Niccolò Machiavelli

Niccolò Machiavelli (Firenze 1469-1527) entra al servizio della Repubblica di Firenze e nel 1498 viene nominato segretario della Seconda Cancelleria. Tale incarico gli consente di conoscere a fondo e dall'interno la realtà della politica del tempo, anche grazie a numerose "missioni" presso varie corti d'Italia e d'Europa. Caduta nel 1512 la Repubblica e tornati i Medici, Machiavelli viene sospettato di congiura antimedicea e costretto all'esilio, dove compone le sue due principali opere di politica: Il principe (scritto nel 1513) e i Discorsi sopra la prima Deca di Tito Livio (1513-18). Smorzatosi progressivamente il rigore dell'esilio, Machiavelli può rientrare e lavorare come storico ufficiale di Firenze con le Istorie fiorentine.

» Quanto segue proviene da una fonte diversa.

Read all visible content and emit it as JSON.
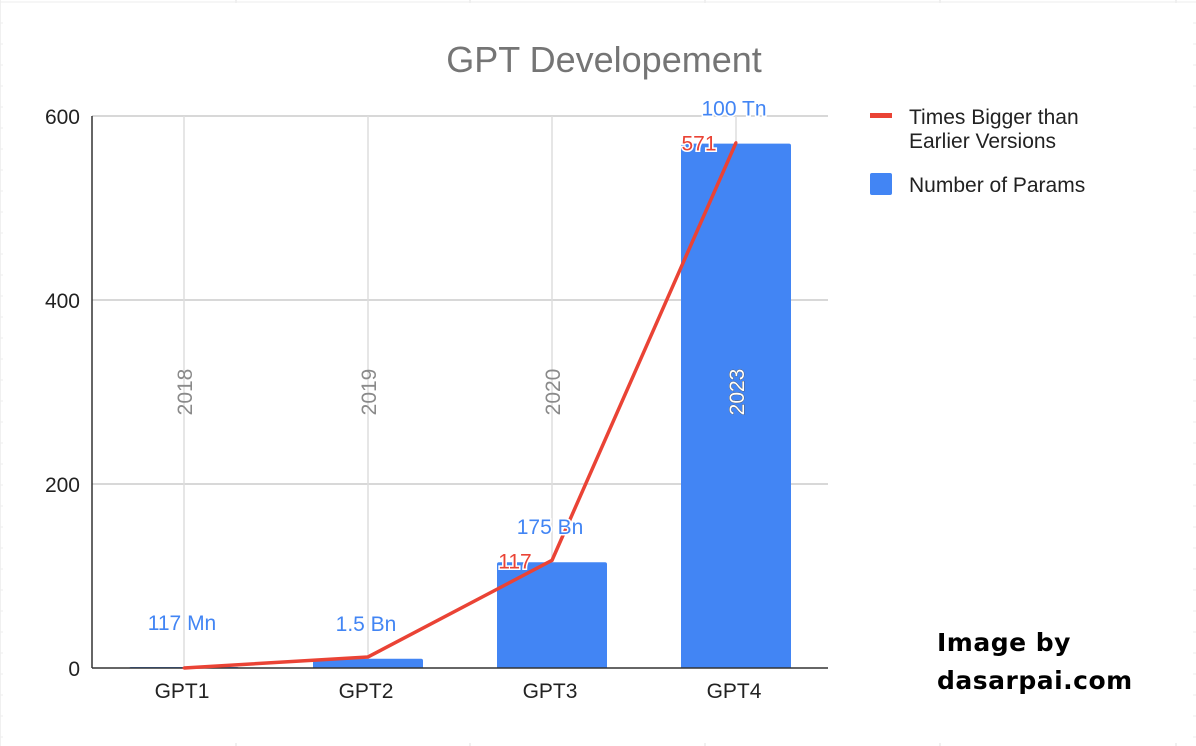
{
  "chart_data": {
    "type": "bar",
    "title": "GPT Developement",
    "categories": [
      "GPT1",
      "GPT2",
      "GPT3",
      "GPT4"
    ],
    "years": [
      "2018",
      "2019",
      "2020",
      "2023"
    ],
    "ylim": [
      0,
      600
    ],
    "yticks": [
      "0",
      "200",
      "400",
      "600"
    ],
    "grid": true,
    "legend_position": "right",
    "series": [
      {
        "name": "Number of Params",
        "type": "bar",
        "color": "#4285f4",
        "values": [
          0.117,
          10,
          115,
          570
        ],
        "labels": [
          "117 Mn",
          "1.5 Bn",
          "175 Bn",
          "100 Tn"
        ]
      },
      {
        "name": "Times Bigger than Earlier Versions",
        "type": "line",
        "color": "#ea4335",
        "values": [
          0,
          12,
          117,
          571
        ],
        "labels": [
          "",
          "",
          "117",
          "571"
        ]
      }
    ]
  },
  "legend": {
    "line_label_1": "Times Bigger than",
    "line_label_2": "Earlier Versions",
    "bar_label": "Number of Params"
  },
  "watermark": {
    "line1": "Image by",
    "line2": "dasarpai.com"
  }
}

Nonostante i suoi sentimenti repubblicani, Machiavelli condensa magistralmente il suo pensiero ne Il Principe, un trattato sulla costituzione e sul mantenimento del principato; vi trovano espressione le sue tesi più tipiche: realismo metodologico, autonomia della politica, pessimismo antropologico, dialettica virtù-fortuna. In polemica con l'immagine idealizzata dell'uomo propria del platonismo umanistico, Machiavelli si fa sostenitore dell'esigenza di considerare le vicende umane con assoluto realismo, per coglierne la "verità effettuale" più che il dover essere. Sulla scorta di questo realismo metodologico, descrive la politica quale pura tecnica del conseguimento, del mantenimento e della difesa del potere sovrano. Le regole non definiscono un modello di comportamento morale, ma lo stile di coloro che aspirano al potere, lo esercitano e lo conservano. In questo contesto ogni iniziativa va giudicata in relazione al successo raggiunto, alla sua efficacia nel mondo dei fatti. I processi politici di indebolimento o rafforzamento del potere sono processi naturali, regolati da leggi inesorabili. Di qui la totale autonomia della politica dai criteri di giudizio morali o religiosi. Le virtù del politico non sono certo le virtù cristiane dell'amore e dell'umiltà, sono piuttosto l'astuzia della volpe e la forza del leone. Ma anche la più audace iniziativa umana ("virtù") è spesso costretta e vinta dalla forza delle circostanze ("fortuna").